Book Review: Divergent and Insurgent by Veronica Roth

Divergent and Insurgent

In the Divergent series Veronica Roth introduces us to Beatrice ‘Tris’ Prior and her life in a dystopian Chicago where society has been divided into five new factions. As Tris turns 16 she is asked to take an aptitude test to find out which faction to choose during the choosing ceremony. The five factions she can choose between are: Amity (the kind), Erudite (the intelligent), Candor (the honest), Abnegation (the selfless) or Dauntless (the brave). But her test results are not what she expects when she discovers that she has aptitude for three different factions. She’s a Divergent, which we’re told early on is dangerous and must be kept secret. After being told to keep her divergent status a secret she is left having to choose which of the three factions she wants to join: Abnegation where her parents belong and she grew up; Erudite, which is in conflict with her parent’s faction; or Dauntless, the rebellious counterpart to her quiet past. She chooses to join Dauntless, she leaves her family behind and enters a new life of danger and adrenaline and quickly finds herself in the midst of a fight she never expected.

I can appreciate a good dystopian novel for their ability to paint a very different world that still draws parallels to our daily life. I was immediately very fascinated by the idea of dividing society into groups based on personality strengths as a means to avoid conflict. While most dystopian novels I’ve read tend to tell stories about totalitarian governments that oppress their people in order to maintain peace, Roth creates a world where people (rather than issues such as race, religion and politics) are to blame for the downfall of the world. Each faction holds a different belief about what brought about the crisis. I liked reading about the different values and beliefs the different factions instilled in their children, and how they had to adjust if they chose to transfer to a different one once they turned 16. That being said, it was the existence of a section of people who test as divergent who made the story work. My issue with the system is that it seems unlikely that so many people test to find that they fit into just one of these factions.
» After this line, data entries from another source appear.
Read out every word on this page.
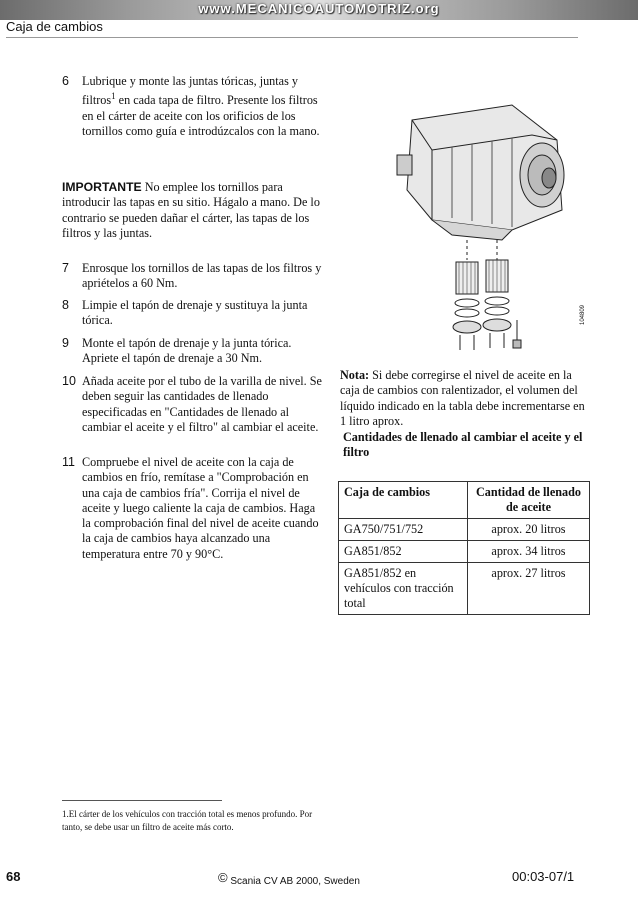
www.MECANICOAUTOMOTRIZ.org
Caja de cambios
6 Lubrique y monte las juntas tóricas, juntas y filtros$^1$ en cada tapa de filtro. Presente los filtros en el cárter de aceite con los orificios de los tornillos como guía e introdúzcalos con la mano.
IMPORTANTE No emplee los tornillos para introducir las tapas en su sitio. Hágalo a mano. De lo contrario se pueden dañar el cárter, las tapas de los filtros y las juntas.
7 Enrosque los tornillos de las tapas de los filtros y apriételos a 60 Nm.
8 Limpie el tapón de drenaje y sustituya la junta tórica.
9 Monte el tapón de drenaje y la junta tórica. Apriete el tapón de drenaje a 30 Nm.
10 Añada aceite por el tubo de la varilla de nivel. Se deben seguir las cantidades de llenado especificadas en "Cantidades de llenado al cambiar el aceite y el filtro" al cambiar el aceite.
11 Compruebe el nivel de aceite con la caja de cambios en frío, remítase a "Comprobación en una caja de cambios fría". Corrija el nivel de aceite y luego caliente la caja de cambios. Haga la comprobación final del nivel de aceite cuando la caja de cambios haya alcanzado una temperatura entre 70 y 90°C.
104809
Nota: Si debe corregirse el nivel de aceite en la caja de cambios con ralentizador, el volumen del líquido indicado en la tabla debe incrementarse en 1 litro aprox.
Cantidades de llenado al cambiar el aceite y el filtro
Caja de cambios	Cantidad de llenado de aceite
GA750/751/752	aprox. 20 litros
GA851/852	aprox. 34 litros
GA851/852 en vehículos con tracción total	aprox. 27 litros
1.El cárter de los vehículos con tracción total es menos profundo. Por tanto, se debe usar un filtro de aceite más corto.
68	© Scania CV AB 2000, Sweden	00:03-07/1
My favourite thing about the novel was the way Roth managed to make me care about almost all the character in different ways. In Divergent I found myself really understanding even the minor characters’ motivations, at least as far as I was meant to at each stage in the story. I particularly enjoyed Christina, Will, and Uriah. Secondary characters are often easier to enjoy because you don’t get to spend as much time with them as the protagonist.

The sequel, Insurgent, was not as good and a lot more flawed than Divergent in my opinion. While I felt Divergent told a very well thought out story of Tris adapting to her new environment and slowly realising that everything is not what it seems, Insurgent felt disjointed and sometimes unnecessarily angsty. The plot moved back and forth between the different factions all the time, characters died as soon as you really got to know them and the whole thing was just a lot more predictable than in Divergent.

Also, the much stronger focus on the love story between Tris and Four in Insurgent hurt the novel. The romance plot turned into two moody teenagers fighting and being immature in Insurgent. In a story where Four had formerly been portrayed as a strong-willed and mature boy and Tris had been established as an observant and empathetic girl, this tension felt contrived. This, along with Tris’ continuing inability to deal with her guilt for killing Will at the end of Divergent, meant that the book spend too much time on the inner turmoil of Tris and not enough on actual plot development. And her decision to team up with Marcus at the end without even attempting to talk to Tobias was ridiculous. Tris seems to lose a lot of her backbone in Insurgent, or at least she seems a lot more focused on self-sacrifice and borderline suicidal stunts rather than the calculated and smart decisions we see in Divergent.

All in all I did enjoy the novels and I hope that the last instalment will surpass them both. I think the series is flawed but still very enjoyable. Divergent is definitely worth reading, and hopefully the still untitled last book will be as well.